Abbreviation: Fld
A \emph{field} is a commutative rings with identity $\mathbf{F}=\langle F,+,-,0,\cdot,1 \rangle$ such that
$\mathbf{F}$ is non-trivial: $0\ne 1$
every non-zero element has a multiplicative inverse: $x\ne 0\Longrightarrow \exists y (x\cdot y=1)$
Remark: The inverse of $x$ is unique, and is usually denoted by $x^{-1}$.

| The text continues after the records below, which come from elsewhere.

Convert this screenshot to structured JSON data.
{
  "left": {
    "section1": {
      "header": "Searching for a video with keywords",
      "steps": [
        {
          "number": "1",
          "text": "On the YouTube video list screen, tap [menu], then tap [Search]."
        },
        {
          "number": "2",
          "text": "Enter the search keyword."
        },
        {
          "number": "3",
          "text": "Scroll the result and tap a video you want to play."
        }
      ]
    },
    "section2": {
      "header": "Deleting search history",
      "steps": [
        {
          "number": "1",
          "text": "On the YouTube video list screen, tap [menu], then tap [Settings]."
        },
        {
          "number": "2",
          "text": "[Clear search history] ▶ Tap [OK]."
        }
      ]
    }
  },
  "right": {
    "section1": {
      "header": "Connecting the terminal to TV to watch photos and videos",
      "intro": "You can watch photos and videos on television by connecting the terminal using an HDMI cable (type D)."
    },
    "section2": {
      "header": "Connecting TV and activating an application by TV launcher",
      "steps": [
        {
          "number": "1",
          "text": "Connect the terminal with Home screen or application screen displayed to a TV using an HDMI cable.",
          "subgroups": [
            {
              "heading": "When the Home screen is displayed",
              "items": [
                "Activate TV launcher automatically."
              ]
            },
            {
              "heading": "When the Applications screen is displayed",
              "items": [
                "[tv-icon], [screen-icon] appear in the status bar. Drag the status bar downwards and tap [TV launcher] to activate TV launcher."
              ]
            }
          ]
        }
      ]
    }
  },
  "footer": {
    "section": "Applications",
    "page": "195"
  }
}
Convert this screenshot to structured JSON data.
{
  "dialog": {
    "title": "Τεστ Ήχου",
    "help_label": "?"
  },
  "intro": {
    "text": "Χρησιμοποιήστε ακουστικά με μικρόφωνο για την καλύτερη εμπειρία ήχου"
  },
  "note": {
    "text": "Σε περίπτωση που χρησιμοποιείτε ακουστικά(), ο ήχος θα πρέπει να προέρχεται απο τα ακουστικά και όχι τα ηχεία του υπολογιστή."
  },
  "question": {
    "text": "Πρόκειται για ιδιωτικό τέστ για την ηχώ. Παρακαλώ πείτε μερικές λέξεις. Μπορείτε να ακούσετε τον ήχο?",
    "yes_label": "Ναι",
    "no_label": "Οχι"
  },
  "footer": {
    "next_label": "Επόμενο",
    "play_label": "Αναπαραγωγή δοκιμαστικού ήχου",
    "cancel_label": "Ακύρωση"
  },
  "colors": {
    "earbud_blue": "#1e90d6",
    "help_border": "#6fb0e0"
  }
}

Let $\mathbf{F}$ and $\mathbf{G}$ be fields. A morphism from $\mathbf{F}$ to $\mathbf{G}$ is a function $h:F\rightarrow G$ that is a homomorphism:
$h(x+y)=h(x)+h(y)$, $h(x\cdot y)=h(x)\cdot h(y)$, $h(1)=1$
Remark: It follows that $h(0)=0$ and $h(-x)=-h(x)$.

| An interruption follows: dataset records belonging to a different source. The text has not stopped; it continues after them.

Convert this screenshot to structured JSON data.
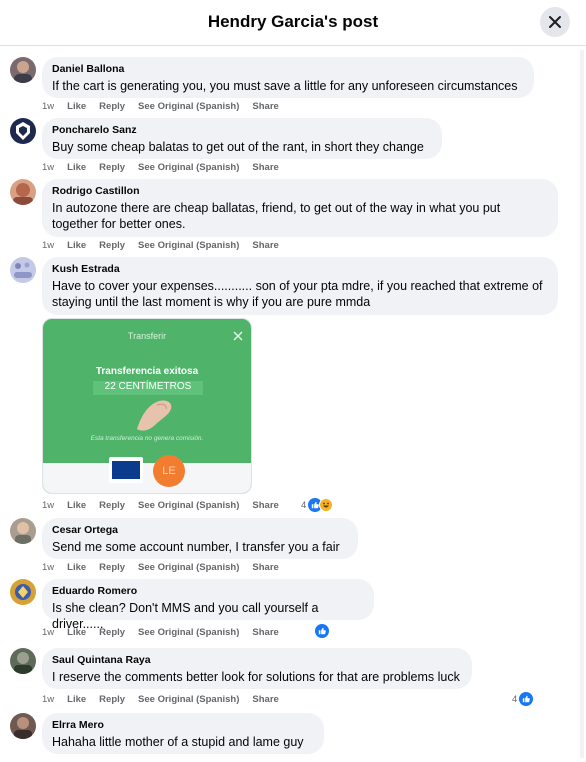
{
  "header": {
    "title": "Hendry Garcia's post"
  },
  "labels": {
    "like": "Like",
    "reply": "Reply",
    "see_original": "See Original (Spanish)",
    "share": "Share"
  },
  "icons": {
    "close": "close-icon",
    "like": "like-reaction-icon",
    "haha": "haha-reaction-icon"
  },
  "colors": {
    "bubble": "#f0f2f5",
    "meta": "#65676b",
    "like_blue": "#1877f2",
    "transfer_green": "#4fb469"
  },
  "comments": [
    {
      "author": "Daniel Ballona",
      "text": "If the cart is generating you, you must save a little for any unforeseen circumstances",
      "time": "1w"
    },
    {
      "author": "Poncharelo Sanz",
      "text": "Buy some cheap balatas to get out of the rant, in short they change",
      "time": "1w"
    },
    {
      "author": "Rodrigo Castillon",
      "text": "In autozone there are cheap ballatas, friend, to get out of the way in what you put together for better ones.",
      "time": "1w"
    },
    {
      "author": "Kush Estrada",
      "text": "Have to cover your expenses........... son of your pta mdre, if you reached that extreme of staying until the last moment is why if you are pure mmda",
      "time": "1w",
      "reaction_count": "4",
      "attachment": {
        "title": "Transferir",
        "status": "Transferencia exitosa",
        "amount": "22 CENTÍMETROS",
        "note": "Esta transferencia no genera comisión.",
        "badge": "LE"
      }
    },
    {
      "author": "Cesar Ortega",
      "text": "Send me some account number, I transfer you a fair",
      "time": "1w"
    },
    {
      "author": "Eduardo Romero",
      "text": "Is she clean? Don't MMS and you call yourself a driver......",
      "time": "1w"
    },
    {
      "author": "Saul Quintana Raya",
      "text": "I reserve the comments better look for solutions for that are problems luck",
      "time": "1w",
      "reaction_count": "4"
    },
    {
      "author": "Elrra Mero",
      "text": "Hahaha little mother of a stupid and lame guy"
    }
  ]
}
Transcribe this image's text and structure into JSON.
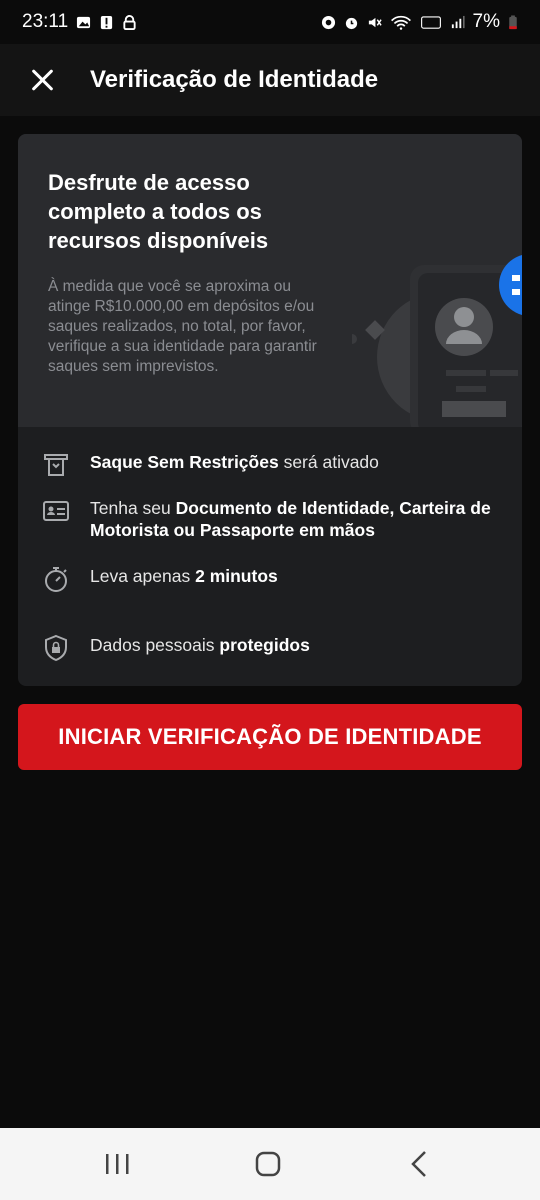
{
  "status": {
    "time": "23:11",
    "battery": "7%"
  },
  "header": {
    "title": "Verificação de Identidade"
  },
  "hero": {
    "heading": "Desfrute de acesso completo a todos os recursos disponíveis",
    "body": "À medida que você se aproxima ou atinge R$10.000,00 em depósitos e/ou saques realizados, no total, por favor, verifique a sua identidade para garantir saques sem imprevistos."
  },
  "features": {
    "item1_bold": "Saque Sem Restrições",
    "item1_rest": " será ativado",
    "item2_pre": "Tenha seu ",
    "item2_bold": "Documento de Identidade, Carteira de Motorista ou Passaporte em mãos",
    "item3_pre": "Leva apenas ",
    "item3_bold": "2 minutos",
    "item4_pre": "Dados pessoais ",
    "item4_bold": "protegidos"
  },
  "cta": {
    "label": "INICIAR VERIFICAÇÃO DE IDENTIDADE"
  },
  "colors": {
    "accent": "#d4161c",
    "badge": "#1a73e8"
  }
}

Example 1: $\langle\mathbb{Q},+,-,0,\cdot,1\rangle$, the field of rational numbers with addition, subtraction, zero, multiplication, and one.

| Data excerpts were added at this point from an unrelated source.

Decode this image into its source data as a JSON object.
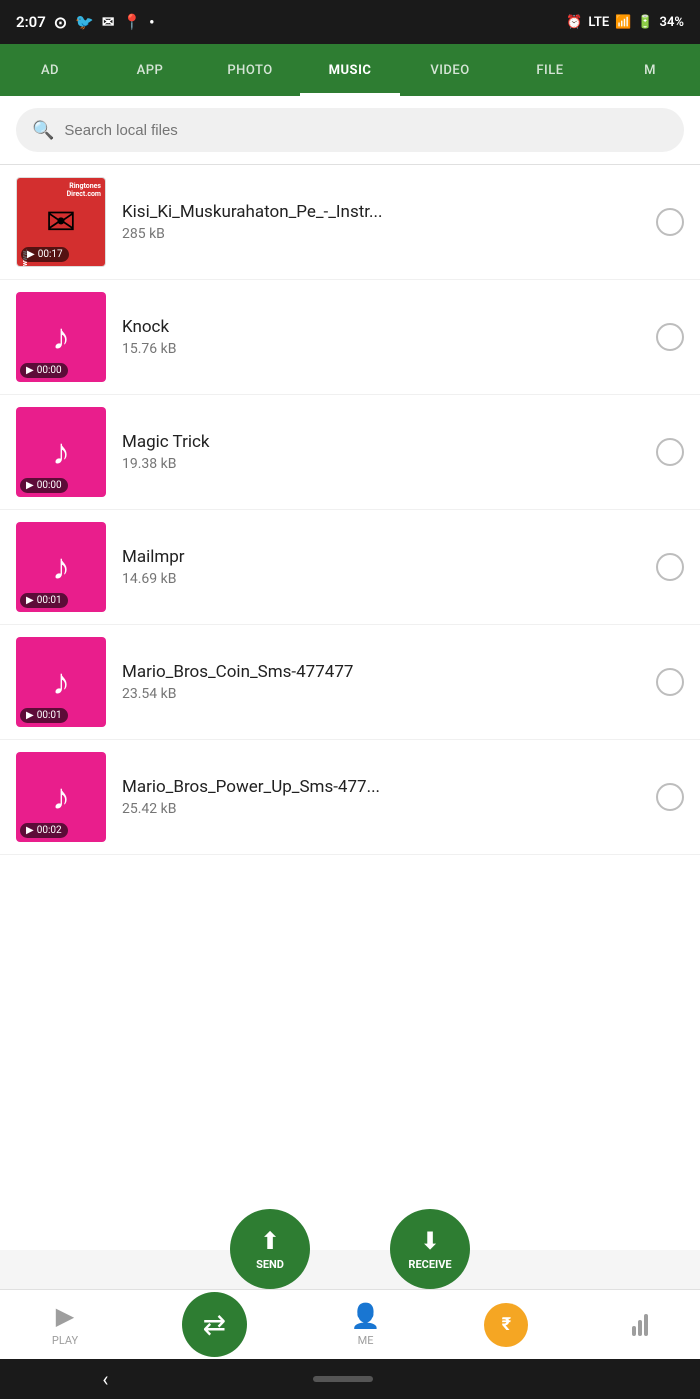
{
  "status": {
    "time": "2:07",
    "battery": "34%",
    "network": "LTE"
  },
  "nav": {
    "tabs": [
      "AD",
      "APP",
      "PHOTO",
      "MUSIC",
      "VIDEO",
      "FILE",
      "M"
    ],
    "active": "MUSIC"
  },
  "search": {
    "placeholder": "Search local files"
  },
  "files": [
    {
      "name": "Kisi_Ki_Muskurahaton_Pe_-_Instr...",
      "size": "285 kB",
      "duration": "00:17",
      "thumb": "ringtones"
    },
    {
      "name": "Knock",
      "size": "15.76 kB",
      "duration": "00:00",
      "thumb": "pink"
    },
    {
      "name": "Magic Trick",
      "size": "19.38 kB",
      "duration": "00:00",
      "thumb": "pink"
    },
    {
      "name": "Mailmpr",
      "size": "14.69 kB",
      "duration": "00:01",
      "thumb": "pink"
    },
    {
      "name": "Mario_Bros_Coin_Sms-477477",
      "size": "23.54 kB",
      "duration": "00:01",
      "thumb": "pink"
    },
    {
      "name": "Mario_Bros_Power_Up_Sms-477...",
      "size": "25.42 kB",
      "duration": "00:02",
      "thumb": "pink"
    }
  ],
  "actions": {
    "send": "SEND",
    "receive": "RECEIVE"
  },
  "bottomNav": {
    "play": "PLAY",
    "me": "ME"
  }
}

$0$ is a zero for $\cdot$: $0\cdot x=x$ and $x\cdot 0=0$.
$\begin{array}{lr}
f(1)= &0
f(2)= &1
f(3)= &1
f(4)= &1
f(5)= &1
f(6)= &0
\end{array}$
There exists one field, called the Galois field $GF(p^m)$ of each prime-power order $p^m$.